Speaking of REOs, we have just worked through the inventory of foreclosed (and lender owned) units in the Village. Right now I don’t see any more in the foreclosure pipeline, which is an 8-12 month lead. There is one tied up in a bankruptcy. But this is significant and something worth noting in the market. These REO sales have been major discounts (some up to 60%) from the peak values. But at these prices there are motivated buyers (yes, I said motivated buyers). Now there aren’t any more at these prices. Some motivated sellers who actually have equity may now show up at some slight price increases. Will there be buyers? Or will the lack of summer rental revenue force more into the foreclosure pipeline? Right now this situation has stabilized. But go across the street to the Westin Monache––no foreclosures yet, but plenty of inventory and stress. A great place to visit, but…The REOs continue in the older condo projects and some single-family homes are in the pipeline.
Lending on Mammoth real estate remains a moving target and the government is steering the ship into calmer waters. Qualified buyers are closing transactions and getting good rates. Jumbo loan rates are easing. Fannie Mae is tightening on condo projects that have ostensible “front desks” and other “risky” red flags that are increasing down payment requirements and closing costs to the borrower. (They are even proposing to review the FICO scores of all the other owners in a project!) Potential buyers should talk to a competent mortgage banker/loan officer before making an offer.

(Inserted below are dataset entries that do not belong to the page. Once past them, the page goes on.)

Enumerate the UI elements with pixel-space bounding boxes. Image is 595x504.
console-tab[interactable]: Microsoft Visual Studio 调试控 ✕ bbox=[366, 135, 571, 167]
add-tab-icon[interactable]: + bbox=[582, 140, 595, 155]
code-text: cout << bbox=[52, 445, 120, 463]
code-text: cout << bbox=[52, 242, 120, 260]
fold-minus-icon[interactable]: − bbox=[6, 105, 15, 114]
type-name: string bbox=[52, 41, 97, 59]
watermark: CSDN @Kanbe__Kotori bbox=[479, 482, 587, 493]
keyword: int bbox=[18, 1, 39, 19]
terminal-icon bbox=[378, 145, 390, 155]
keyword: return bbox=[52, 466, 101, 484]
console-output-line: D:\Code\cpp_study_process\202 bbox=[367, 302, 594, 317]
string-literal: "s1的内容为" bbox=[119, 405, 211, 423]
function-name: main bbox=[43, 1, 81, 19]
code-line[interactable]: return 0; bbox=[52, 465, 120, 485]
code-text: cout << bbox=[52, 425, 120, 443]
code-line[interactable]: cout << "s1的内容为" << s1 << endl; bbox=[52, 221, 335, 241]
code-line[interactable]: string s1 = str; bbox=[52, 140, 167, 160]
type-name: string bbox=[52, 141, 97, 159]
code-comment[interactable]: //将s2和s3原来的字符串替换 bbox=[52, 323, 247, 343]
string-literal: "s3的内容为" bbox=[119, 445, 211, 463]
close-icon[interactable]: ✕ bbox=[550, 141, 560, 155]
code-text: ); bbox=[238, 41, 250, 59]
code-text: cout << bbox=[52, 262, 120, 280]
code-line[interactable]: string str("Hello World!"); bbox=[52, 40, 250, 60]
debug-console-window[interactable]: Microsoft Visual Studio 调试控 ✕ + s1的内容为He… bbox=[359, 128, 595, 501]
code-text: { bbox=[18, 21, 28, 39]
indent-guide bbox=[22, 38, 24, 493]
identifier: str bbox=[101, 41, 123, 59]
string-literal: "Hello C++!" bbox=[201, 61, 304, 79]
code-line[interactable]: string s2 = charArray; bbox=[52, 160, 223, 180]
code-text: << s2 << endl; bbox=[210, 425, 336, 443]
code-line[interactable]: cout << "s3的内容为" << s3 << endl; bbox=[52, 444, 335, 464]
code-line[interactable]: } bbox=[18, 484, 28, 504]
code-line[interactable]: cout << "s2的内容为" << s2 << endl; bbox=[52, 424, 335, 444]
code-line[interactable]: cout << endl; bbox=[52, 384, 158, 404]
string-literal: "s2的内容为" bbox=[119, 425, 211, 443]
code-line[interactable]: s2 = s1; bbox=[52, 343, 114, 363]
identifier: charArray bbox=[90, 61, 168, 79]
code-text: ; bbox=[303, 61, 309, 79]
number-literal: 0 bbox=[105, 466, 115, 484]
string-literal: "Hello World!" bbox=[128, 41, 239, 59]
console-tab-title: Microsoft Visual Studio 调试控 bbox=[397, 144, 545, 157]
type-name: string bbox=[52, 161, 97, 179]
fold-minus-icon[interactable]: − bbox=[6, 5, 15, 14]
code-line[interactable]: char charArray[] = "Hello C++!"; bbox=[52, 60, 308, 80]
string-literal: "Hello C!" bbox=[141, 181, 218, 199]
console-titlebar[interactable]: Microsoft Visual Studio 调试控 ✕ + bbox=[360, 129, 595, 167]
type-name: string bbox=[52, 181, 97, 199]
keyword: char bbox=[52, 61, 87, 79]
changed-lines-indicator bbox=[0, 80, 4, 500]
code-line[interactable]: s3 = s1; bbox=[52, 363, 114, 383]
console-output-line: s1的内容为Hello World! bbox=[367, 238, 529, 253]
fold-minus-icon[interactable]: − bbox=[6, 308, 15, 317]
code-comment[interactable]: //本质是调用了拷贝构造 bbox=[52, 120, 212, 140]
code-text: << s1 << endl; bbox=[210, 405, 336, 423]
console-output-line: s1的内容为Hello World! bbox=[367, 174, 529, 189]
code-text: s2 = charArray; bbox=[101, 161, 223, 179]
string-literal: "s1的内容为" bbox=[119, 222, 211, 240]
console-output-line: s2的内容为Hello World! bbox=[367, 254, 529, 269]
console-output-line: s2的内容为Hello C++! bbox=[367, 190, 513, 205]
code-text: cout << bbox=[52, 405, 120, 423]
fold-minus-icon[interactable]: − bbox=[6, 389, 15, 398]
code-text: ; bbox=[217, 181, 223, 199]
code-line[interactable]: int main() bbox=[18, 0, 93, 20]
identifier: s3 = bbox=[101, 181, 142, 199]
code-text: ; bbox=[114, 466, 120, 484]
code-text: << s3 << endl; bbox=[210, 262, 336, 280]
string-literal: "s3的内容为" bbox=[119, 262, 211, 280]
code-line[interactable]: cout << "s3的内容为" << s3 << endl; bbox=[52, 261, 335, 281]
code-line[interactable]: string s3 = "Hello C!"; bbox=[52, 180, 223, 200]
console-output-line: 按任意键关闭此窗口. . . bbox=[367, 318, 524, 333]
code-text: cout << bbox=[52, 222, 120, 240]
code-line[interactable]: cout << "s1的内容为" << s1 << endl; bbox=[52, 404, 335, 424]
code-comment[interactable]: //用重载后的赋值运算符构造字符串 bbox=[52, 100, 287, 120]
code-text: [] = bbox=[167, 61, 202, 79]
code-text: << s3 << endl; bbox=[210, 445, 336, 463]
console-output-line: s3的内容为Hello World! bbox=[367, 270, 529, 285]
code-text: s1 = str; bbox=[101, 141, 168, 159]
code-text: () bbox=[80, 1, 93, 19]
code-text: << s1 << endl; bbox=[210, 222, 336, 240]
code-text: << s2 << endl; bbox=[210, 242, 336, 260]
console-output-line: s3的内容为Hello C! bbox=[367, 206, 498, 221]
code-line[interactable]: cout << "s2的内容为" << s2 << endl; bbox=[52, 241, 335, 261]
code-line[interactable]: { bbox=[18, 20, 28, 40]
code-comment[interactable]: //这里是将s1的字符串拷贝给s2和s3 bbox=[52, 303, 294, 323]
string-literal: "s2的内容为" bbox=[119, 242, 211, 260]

Rates are low and maybe going lower…. And if you ever wanted to build your own home now is a great time––there are inexpensive lots, Town fees have been slashed until next summer, and there are plenty of hungry contractors who need gas money for their water ski boats… As far as new developments, little if anything will be built for years. We’re in an era of inventory absorption and al developers need values to rise to have any profit margin. But I’m seeing a good deal of pent-up yet patient demand… Many agents are taking short sale listings without really understanding what they are facing, especially in this market. Those short sale list prices are artificially (and arbitrarily) low and skewing the MLS inventory. If you are watching the inventory online, look at the details to see if the property is short sale pricing. In the last week I have seen two protracted short sale escrows cancel because a better deal with a real seller (usually a lender) came to the market.
In the past few years I’ve taken heat from my peers for being bearish or even doom and gloom (ironically, many of them are facing, or have, moved out of town, left the business, or hired BK attorneys). So last week I was reading Warren Buffet’s annual letter to the Berkshire Hathaway shareholders, he made a simple statement, “When investing, pessimism is your friend, euphoria the enemy.” My sentiments exactly. The euphoria days are over but there are still plenty of reasons to want to own a piece of Mammoth. There is still demand in the market and we’ll see how it reacts, but in the meantime take Warrens’s advice, stick with your friends.